The report highlights how these recent losses have reinforced market concerns around aggregation exposure, multi-party liability and prolonged claims development, particularly across marine and infrastructure-related risks.

Andy Foot, Managing Director, Marine, Energy & Political Violence, Howden Re, said:

“The market has remained functional throughout the crisis, which is important. Capacity is still available, but underwriting scrutiny has intensified materially, particularly around transit exposures, WTPV aggregates and contingent accumulation scenarios.”

Despite mounting losses, Howden Re’s analysis suggests the wider reinsurance market remains capable of absorbing the shock. Capacity across global treaty markets remains abundant, with pricing at the recent 1 April renewals broadly aligned with 1 January outcomes, although reinsurers are closely monitoring inflationary pressures and the potential for further deterioration in marine and specialty claims. 

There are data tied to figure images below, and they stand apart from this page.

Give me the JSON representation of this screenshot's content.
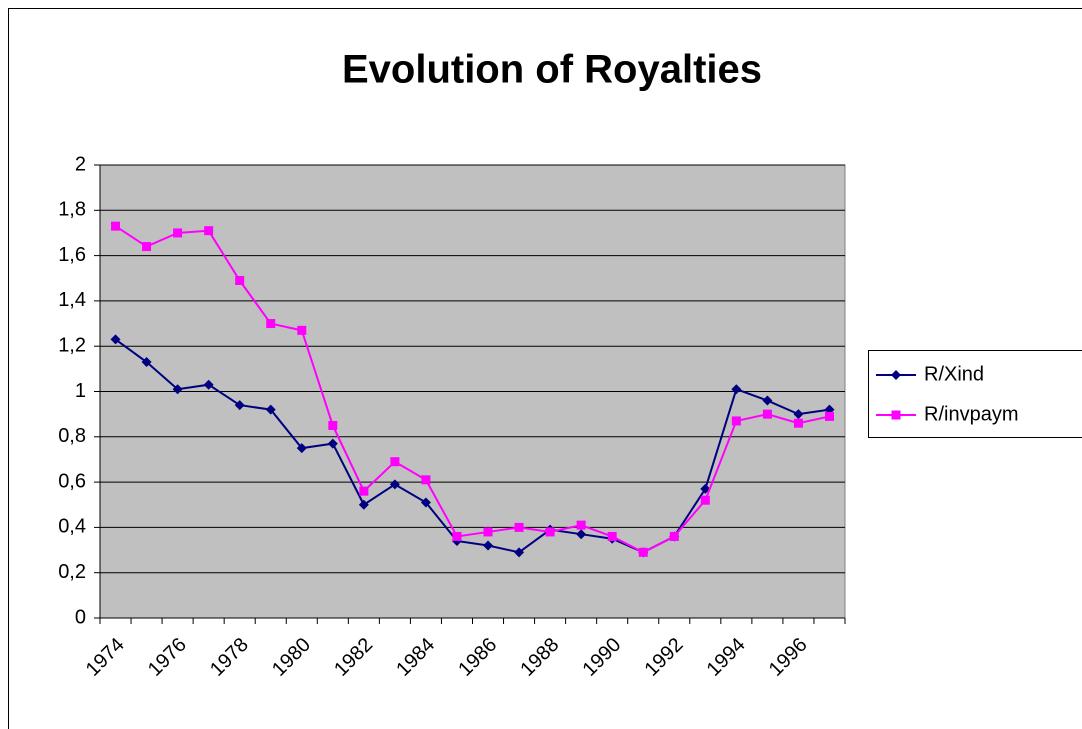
{
  "chart_data": {
    "type": "line",
    "title": "Evolution of Royalties",
    "categories": [
      "1974",
      null,
      "1976",
      null,
      "1978",
      null,
      "1980",
      null,
      "1982",
      null,
      "1984",
      null,
      "1986",
      null,
      "1988",
      null,
      "1990",
      null,
      "1992",
      null,
      "1994",
      null,
      "1996",
      null
    ],
    "series": [
      {
        "name": "R/Xind",
        "color": "#000080",
        "marker": "diamond",
        "values": [
          1.23,
          1.13,
          1.01,
          1.03,
          0.94,
          0.92,
          0.75,
          0.77,
          0.5,
          0.59,
          0.51,
          0.34,
          0.32,
          0.29,
          0.39,
          0.37,
          0.35,
          0.29,
          0.36,
          0.57,
          1.01,
          0.96,
          0.9,
          0.92
        ]
      },
      {
        "name": "R/invpaym",
        "color": "#FF00FF",
        "marker": "square",
        "values": [
          1.73,
          1.64,
          1.7,
          1.71,
          1.49,
          1.3,
          1.27,
          0.85,
          0.56,
          0.69,
          0.61,
          0.36,
          0.38,
          0.4,
          0.38,
          0.41,
          0.36,
          0.29,
          0.36,
          0.52,
          0.87,
          0.9,
          0.86,
          0.89
        ]
      }
    ],
    "ylim": [
      0,
      2
    ],
    "yticks": [
      0,
      {
        "value": 0.2,
        "label": "0,2"
      },
      {
        "value": 0.4,
        "label": "0,4"
      },
      {
        "value": 0.6,
        "label": "0,6"
      },
      {
        "value": 0.8,
        "label": "0,8"
      },
      1,
      {
        "value": 1.2,
        "label": "1,2"
      },
      {
        "value": 1.4,
        "label": "1,4"
      },
      {
        "value": 1.6,
        "label": "1,6"
      },
      {
        "value": 1.8,
        "label": "1,8"
      },
      2
    ],
    "grid": true,
    "legend": "right",
    "plot_background": "#C0C0C0"
  }
}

According to Howden Re, the disruption has already begun feeding through into inflationary components across major commodities, energy supply chains and construction costs.Additionally, OECD growth forecasts have been downgraded as economies adjust to higher energy prices and concentrated supply risks. This is impacting across various industries to differing types of risk across technologythrough to consumer staples.

Michelle To, Managing Director, Business Intelligence, Howden Re, said:

“The Strait of Hormuz crisis demonstrates how geopolitical conflict can rapidly evolve into a multi-line, macroeconomic insurance event. The impact is not isolated only to specialty classes and the surrounding Middle East markets — there are much wider implications still yet to develop across global supply chains that will affect other lines of business.”

She added:

“Importantly, this event is also testing how the industry models interconnected geopolitical and economic risk. Clients are increasingly focused on resilience, scenario planning and understanding where concentrations exist across their global operations.”

Howden Re’s report concludes that while the immediate shock may remain manageable for the global reinsurance sector, prolonged disruption or further escalation across critical trade chokepoints could materially alter market conditions later in the year.